Les Echos 11/02/2011

Jean-François Lepetit et Thierry Dissaux ont remis leur rapport sur la prévention et la résolution des crises bancaires. Une contribution de la place de Paris aux discussions du G20 qui exclut la création d’une liste d’établissements systémiques et de nouvelles surcharges en capital des banques.

Comment éviter une crise bancaire de dimension systémique comme celle provoquée par la chute de Lehman Brothers en 2008 ? Le débat bat son plein à Bruxelles et au sein des instances internationales comme le G20, le Conseil de stabilité financière et le Comité de Bâle.

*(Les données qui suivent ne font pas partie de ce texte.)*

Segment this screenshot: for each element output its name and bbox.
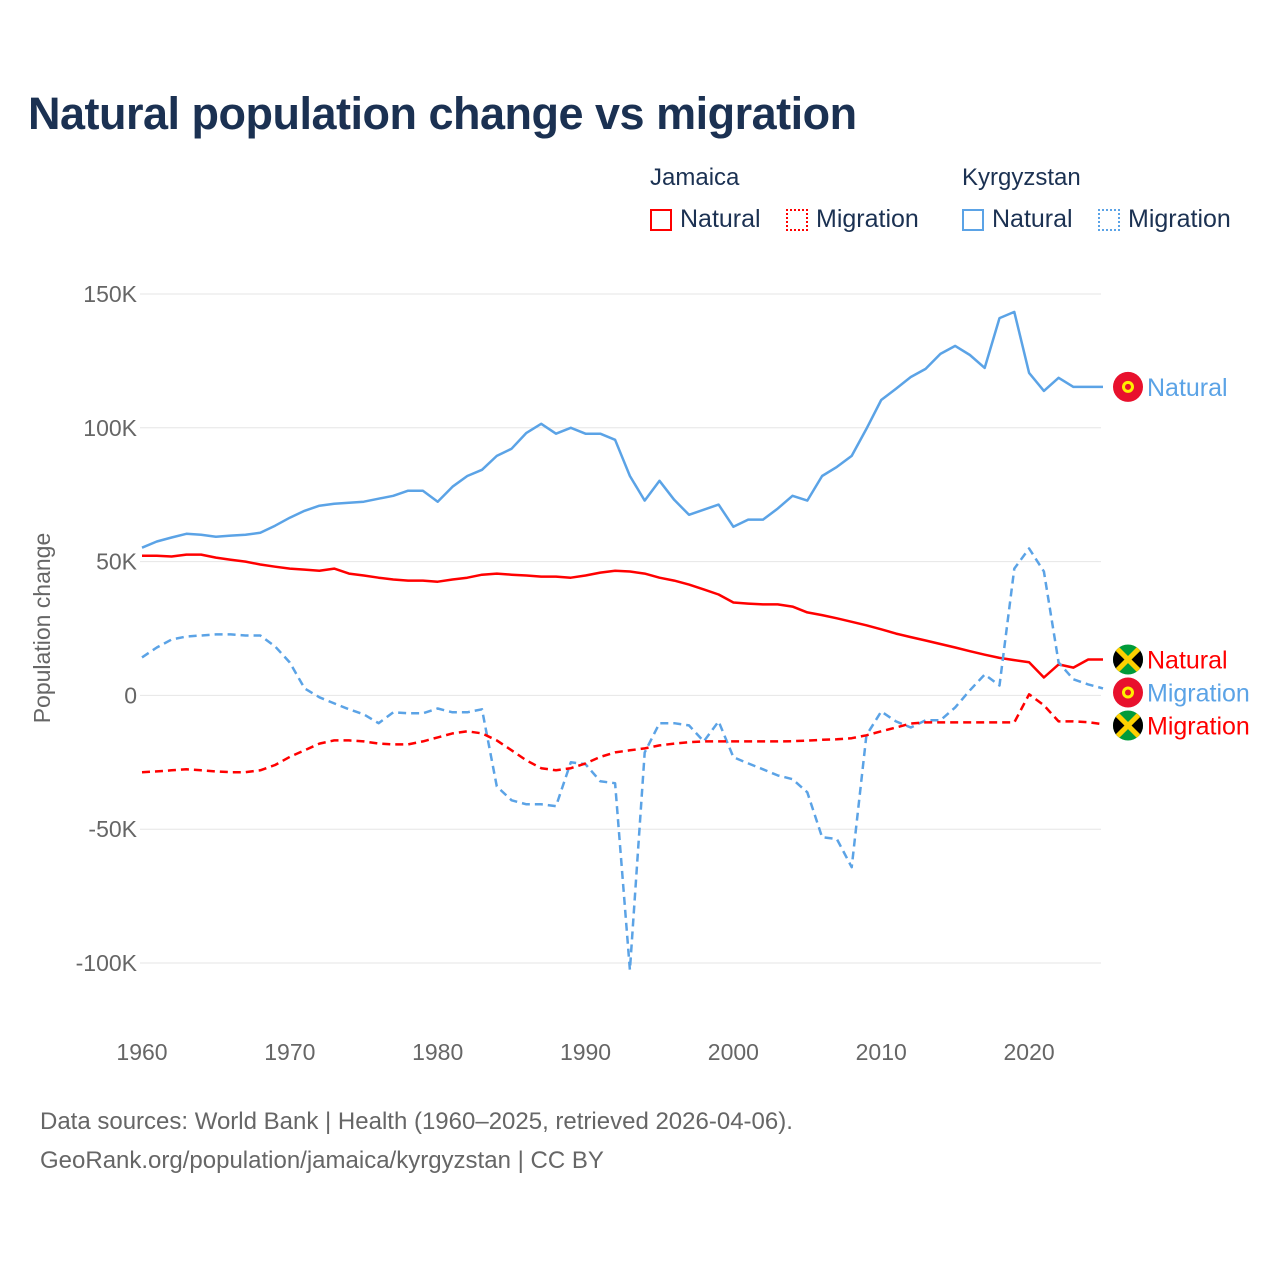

Après Londres, Paris fait entendre sa voix. Jean-François Lepetit, l’ancien patron des autorités boursières aujourd’hui administrateur chez BNP Paribas, auteur d’un premier rapport sur le risque systémique, et Thierry Dissaux, président du directoire du Fonds de garantie des dépôts, viennent de remettre un rapport sur cette délicate question à Christine Lagarde. « Je me félicite que la mission soit parvenue à élaborer une position partagée par l’ensemble des acteurs de la place. Les conclusions de ce rapport constituent une contribution importante aux travaux en cours sur ce sujet au niveau européen et international », a indiqué la ministre de l’Economie dans un communiqué publié hier matin.

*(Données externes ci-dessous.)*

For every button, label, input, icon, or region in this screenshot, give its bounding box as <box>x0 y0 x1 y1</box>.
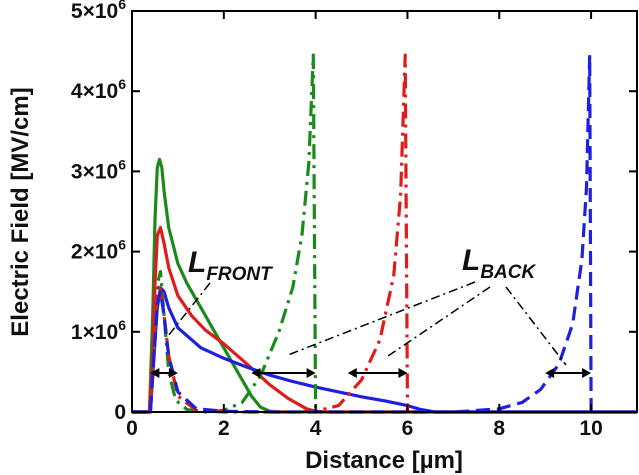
series-line-1 <box>132 157 637 414</box>
annotation-leaders <box>167 281 567 366</box>
annotation-leader-line <box>167 282 211 337</box>
x-tick-label: 4 <box>310 417 322 440</box>
x-tick-label: 2 <box>218 417 230 440</box>
span-arrow <box>251 368 316 378</box>
l-front-main: L <box>188 246 206 279</box>
x-tick-label: 6 <box>402 417 414 440</box>
l-front-annotation: LFRONT <box>188 246 273 285</box>
x-tick-label: 8 <box>493 417 505 440</box>
annotation-leader-line <box>505 286 567 366</box>
l-front-sub: FRONT <box>206 264 273 285</box>
series-line-6 <box>132 53 593 414</box>
y-tick-label: 2×106 <box>71 237 126 264</box>
series-line-2 <box>132 225 637 414</box>
series-line-3 <box>132 286 637 414</box>
y-tick-label: 5×106 <box>71 0 126 23</box>
l-back-sub: BACK <box>480 262 536 283</box>
y-tick-label: 3×106 <box>71 156 126 183</box>
span-arrow <box>545 368 592 378</box>
x-tick-label: 10 <box>579 417 602 440</box>
span-arrow <box>150 368 178 378</box>
l-back-annotation: LBACK <box>462 244 536 283</box>
plot-frame <box>131 10 638 413</box>
y-tick-label: 0 <box>114 401 126 424</box>
axis-ticks: 0 2 4 6 8 10 0 1×106 2×106 3×106 4×106 5×106 <box>71 0 637 440</box>
x-axis-label: Distance [µm] <box>305 447 463 474</box>
span-arrow <box>347 368 408 378</box>
x-tick-label: 0 <box>126 417 138 440</box>
y-tick-label: 4×106 <box>71 76 126 103</box>
span-arrows <box>150 368 592 378</box>
l-back-main: L <box>462 244 480 277</box>
y-tick-label: 1×106 <box>71 317 126 344</box>
annotation-leader-line <box>384 286 491 359</box>
annotation-leader-line <box>287 281 476 356</box>
y-axis-label: Electric Field [MV/cm] <box>7 87 34 336</box>
series-line-5 <box>132 53 410 414</box>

Ce rapport s’est appliqué à dégager, au-delà du renforcement des pouvoirs des régulateurs, déjà largement admis, les pistes plus polémiques qui permettraient d’éviter une faillite bancaire sans recourir à l’Etat. Parmi celles-ci, et en ligne avec les positions défendues par les banques françaises, les auteurs ont privilégié l’instauration de mécanismes d’absorption des pertes, plutôt que de stigmatiser les établissements considérés comme systémiques.

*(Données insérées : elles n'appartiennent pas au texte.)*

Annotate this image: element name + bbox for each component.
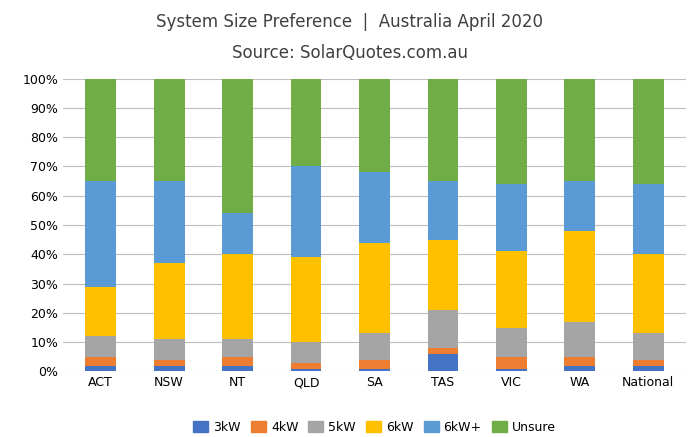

Mais une telle solution doit également être encadrée. Ces instruments de dette pouvant être convertis en capital en cas de difficulté d’une banque doivent, selon les auteurs, concerner exclusivement la dette junior, la plus risquée (dette subordonnée, supersubordonnée…), et non la dette senior. « Soumettre la dette senior à une telle menace de réduction ou de conversion en cas de crise aiguë constituerait une épée de Damoclès qui remettrait en cause en permanence tout le refinancement du secteur bancaire et ne lui permettrait plus de remplir sa fonction », avertit Jean-François Lepetit. Bruxelles avait pourtant laissé la question ouverte cet automne (voir ci-contre). A l’appui, le rapport note que, en dehors d’Anglo Irish Bank, aucune banque régulée n’aurait, depuis 2007, eu besoin de conversion au-delà de la dette junior pour rétablir ses ratios de solvabilité réglementaires. Pour le reste, les auteurs écartent l’idée d’une surcharge systémique, qui consisterait à taxer ou à imposer des contraintes de solvabilité supplémentaires aux établissements présentant un risque systémique. « Faut-il, comme on peut intuitivement le penser, cibler les acteurs de grande taille et internationaux ? Mais LTCM en son temps et Northern Rock dans la dernière crise seraient passés sous le radar. Ce sont les circonstances précises de chaque crise qui en ont fait des établissements systémiques », rappelle Jean-François Lepetit. Sans compter que cette démarche risquerait de défavoriser le modèle de la banque universelle qui prévaut dans l’Hexagone.

« Fausse bonne idée »

Par ailleurs, la filialisation des activités qui mettent un établissement en danger, étudiée outre-Manche par la commission britannique présidée par John Vickers, n’est pas retenue dans le rapport. « C’est une fausse bonne idée, relève Jean-François Lepetit. La filialisation ne change pas le caractère systémique de la filiale et probablement le renforce. » Et revient là encore la question du modèle. « C’est paradoxal. Beaucoup d’outils de résolution risquent de pénaliser le modèle français de banque universelle. Mais est-il le véritable malade ? Et n’allons-nous pas ce faisant encourager un peu plus l’expansion du secteur non régulé ? », souligne Thierry Dissaux. En filigrane, le rapport conclut d’ailleurs à la nécessité de s’intéresser aux activités bancaires qui échappent aux régulateurs. « La prochaine crise a toutes les chances de venir du secteur non régulé », lance Thierry Dissaux.

Reste à savoir si la position française de ne pas imposer de remèdes excessifs par rapport au mal mais aussi de ne pas cantonner les réflexions sur le risque systémique au seul secteur régulé sera partagée par ses partenaires.